HomeJuly PPI Spike Puts Fed in a Tight Spot Ahead of Jackson Hole

July PPI Spike Puts Fed in a Tight Spot Ahead of Jackson Hole

PUBLISHED  | 2 min read

George Tsilis

Correspondent

Recent stock market action has been precariously driven by a combination of easing consumer inflation and persistent concerns over wholesale price pressures. After recovering from the slight pullback earlier in the month, equities continue to perform well supported by resilient earnings optimism and more clarity surrounding tariffs. Robust earnings, especially from mega-cap tech, and lingering dovish Fed sentiments are fueling rallies. However, bears are focused on sticky inflationary metrics, rising bond yields, valuation concerns, and overly optimistic sentiment which cast doubt on sustained gains.

Equities rallied earlier in the week on a softer July Consumer Price Index (CPI) reading, which investors interpreted as supportive of a September cut and potentially additional easing into year-end.
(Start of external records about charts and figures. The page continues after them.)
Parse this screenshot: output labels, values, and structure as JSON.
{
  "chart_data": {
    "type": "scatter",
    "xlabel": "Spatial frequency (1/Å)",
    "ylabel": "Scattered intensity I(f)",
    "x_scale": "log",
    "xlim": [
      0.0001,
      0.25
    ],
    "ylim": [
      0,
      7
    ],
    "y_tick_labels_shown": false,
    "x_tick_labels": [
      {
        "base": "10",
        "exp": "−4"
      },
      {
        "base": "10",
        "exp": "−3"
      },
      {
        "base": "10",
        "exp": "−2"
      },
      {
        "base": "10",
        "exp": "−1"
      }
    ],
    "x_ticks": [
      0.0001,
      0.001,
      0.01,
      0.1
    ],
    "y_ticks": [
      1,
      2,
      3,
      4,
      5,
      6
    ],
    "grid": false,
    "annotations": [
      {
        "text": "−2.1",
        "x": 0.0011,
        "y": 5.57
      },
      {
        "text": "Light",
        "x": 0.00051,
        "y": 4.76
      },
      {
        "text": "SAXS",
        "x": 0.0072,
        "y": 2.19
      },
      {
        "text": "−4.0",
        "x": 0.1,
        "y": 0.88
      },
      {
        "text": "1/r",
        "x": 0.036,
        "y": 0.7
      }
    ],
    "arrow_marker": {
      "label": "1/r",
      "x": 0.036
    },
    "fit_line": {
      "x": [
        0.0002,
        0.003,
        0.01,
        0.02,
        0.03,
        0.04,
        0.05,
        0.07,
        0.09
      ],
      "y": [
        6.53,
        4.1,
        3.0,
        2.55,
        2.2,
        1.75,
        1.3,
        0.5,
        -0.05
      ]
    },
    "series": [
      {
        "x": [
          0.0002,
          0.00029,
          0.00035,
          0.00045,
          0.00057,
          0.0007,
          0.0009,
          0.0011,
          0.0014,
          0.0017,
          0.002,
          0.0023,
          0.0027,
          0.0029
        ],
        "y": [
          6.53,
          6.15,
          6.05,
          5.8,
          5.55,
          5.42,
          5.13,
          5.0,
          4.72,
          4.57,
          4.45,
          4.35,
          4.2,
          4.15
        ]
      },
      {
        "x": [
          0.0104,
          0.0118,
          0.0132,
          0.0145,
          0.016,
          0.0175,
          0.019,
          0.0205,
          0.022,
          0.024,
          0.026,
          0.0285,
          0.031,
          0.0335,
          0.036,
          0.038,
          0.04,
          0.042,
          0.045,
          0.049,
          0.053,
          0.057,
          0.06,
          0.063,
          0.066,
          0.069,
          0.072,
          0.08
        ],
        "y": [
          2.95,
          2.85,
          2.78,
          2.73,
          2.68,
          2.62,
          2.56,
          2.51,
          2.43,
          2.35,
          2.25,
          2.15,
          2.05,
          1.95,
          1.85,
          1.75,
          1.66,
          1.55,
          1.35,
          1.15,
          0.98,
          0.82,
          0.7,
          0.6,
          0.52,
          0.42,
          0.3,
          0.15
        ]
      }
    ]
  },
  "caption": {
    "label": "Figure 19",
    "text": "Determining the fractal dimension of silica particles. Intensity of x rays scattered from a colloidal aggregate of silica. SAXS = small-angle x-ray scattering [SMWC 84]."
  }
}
Small-cap stocks logged a powerful two-day advance on Tuesday and Wednesday as rate-sensitive segments found fresh buyers.

The hot July PPI print definitely interrupted earlier momentum and positive market sentiment that improved following the July CPI print earlier this week, which was perceived as soft. Before the PPI release, the 2-year Treasury yield was down to the lowest in approximately three and-a-half months, but that move was quickly reversed. Core PPI excluding food and energy climbed 0.9%, lifting the annual rate to 3.7%. Sub-components such as services less trade, transportation, and warehousing, as well as goods excluding food and energy, moved higher. Taken together, the data suggests cost pressures are building across both goods and services, a dynamic that could strain corporate margins if companies choose to absorb the increases or risk reigniting consumer inflation if they pass those costs along.

Ultimately, July’s PPI has not upended the September outlook, but it has raised the bar for a string of follow-on cuts. Powell’s Jackson Hole message will aim to balance a labor market that has shown signs of cooling since the July employment report against the risk that upstream price pressures re-ignite inflation. For investors, that means the next leg of the move in stocks and yields will hinge less on any single data point and more on the interplay among producer costs, consumer prices, and the Fed’s tolerance for near-term volatility in pursuit of a soft landing.